Throughout my career, I’ve seen many truisms concerning depression that were passed on in medical training and later contradicted through clinical experience. Witness the following seven “myths” about depression therapy:

  1. Early morning awakening and suppressed appetite with weight loss are cardinal symptoms of major depression. Sleep and appetite disturbances remain core DSM-IV symptoms of major depression, but depressed patients seldom present with “classic” terminal insomnia and significant anorexia. So-called “atypical” neurovegetative changes involving hyperphagia and hypersomnia or initial/middle insomnia are common in outpatients.
  2. Patients with major depression face a 15% lifetime suicide risk. The American Foundation of Suicide Prevention says that “30% of all depressed patients attempt suicide and half of them succeed.”1 More recent data have shown the lifetime suicide risk in depression to be only 2 to 6%.2
  3. The risk of suicide increases when response to antidepressant therapy begins. The assumption is that patients in the initial stages of response to medication experience a preferential increase in energy and motivation with persistence of hopelessness, helplessness, or worthlessness. This supposedly predisposes them to follow through with a suicide plan they did not have the energy to complete before starting antidepressant treatment.
  4. Patients with dysthymic disorder respond poorly to antidepressants. Many patients with low-grade, longstanding depression or dysthymic disorder respond well to appropriate antidepressant medication. There is no valid evidence that patients with acute depressive disorders respond more favorably to chemotherapy than do those with dysthymia.3
  5. A patient’s subjective response to antidepressants lags behind more noticeable improvements. No research has borne this out. In the course of response to antidepressants, patients typically realize improvements in subjectively experienced symptoms (e.g., hopelessness, dysphoria, and amotivation) that tend to parallel, not lag behind, more observable somatic and interpersonal improvements (e.g., in sleep and social interaction).
  6. A slim adolescent female typically requires a lower antidepressant dose than a burly adult male does. Many complex factors determine response to and tolerability of antidepressant medications. But age, gender, and body type do not appear to be consistent determinants. Male endomorphic adults can be highly sensitive to low doses of medications, while petite younger females may require and tolerate relatively high doses—and vice versa.
  7. A patient’s response to one SRI predicts his or her response to another. Responses to different medications in the same class are highly individual and unpredictable. A patient may have identical responses to several SRIs, or may tolerate them similarly. More commonly, individual patients experience varying types and degrees of side effects and disparate responses to different agents.

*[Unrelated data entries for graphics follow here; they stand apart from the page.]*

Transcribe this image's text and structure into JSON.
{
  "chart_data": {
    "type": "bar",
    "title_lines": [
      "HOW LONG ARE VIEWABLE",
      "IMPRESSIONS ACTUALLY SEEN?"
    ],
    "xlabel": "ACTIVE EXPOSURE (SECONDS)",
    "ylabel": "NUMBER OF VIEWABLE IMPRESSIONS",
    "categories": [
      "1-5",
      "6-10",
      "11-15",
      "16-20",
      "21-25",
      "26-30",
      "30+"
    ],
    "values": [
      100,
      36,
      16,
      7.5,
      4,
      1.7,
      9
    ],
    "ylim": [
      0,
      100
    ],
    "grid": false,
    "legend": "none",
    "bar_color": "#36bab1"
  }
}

1. American Foundation for Suicide Prevention:

2. Blair-West GW, et al. Lifetime suicide risk in major depression: sex and age determinants. J Affective Disord 1999;55(2-3):171-8.

3. McCullough JP, et al. Comparison of DSM-III-R chronic major depression and major depression superimposed on dysthymia (double depression): validity of the distinction. J Abnormal Psychol 2000;109(3):419-27.

Dr. Anders is a clinical assistant professor of psychiatry, University Health Services, University of Wisconsin-Madison.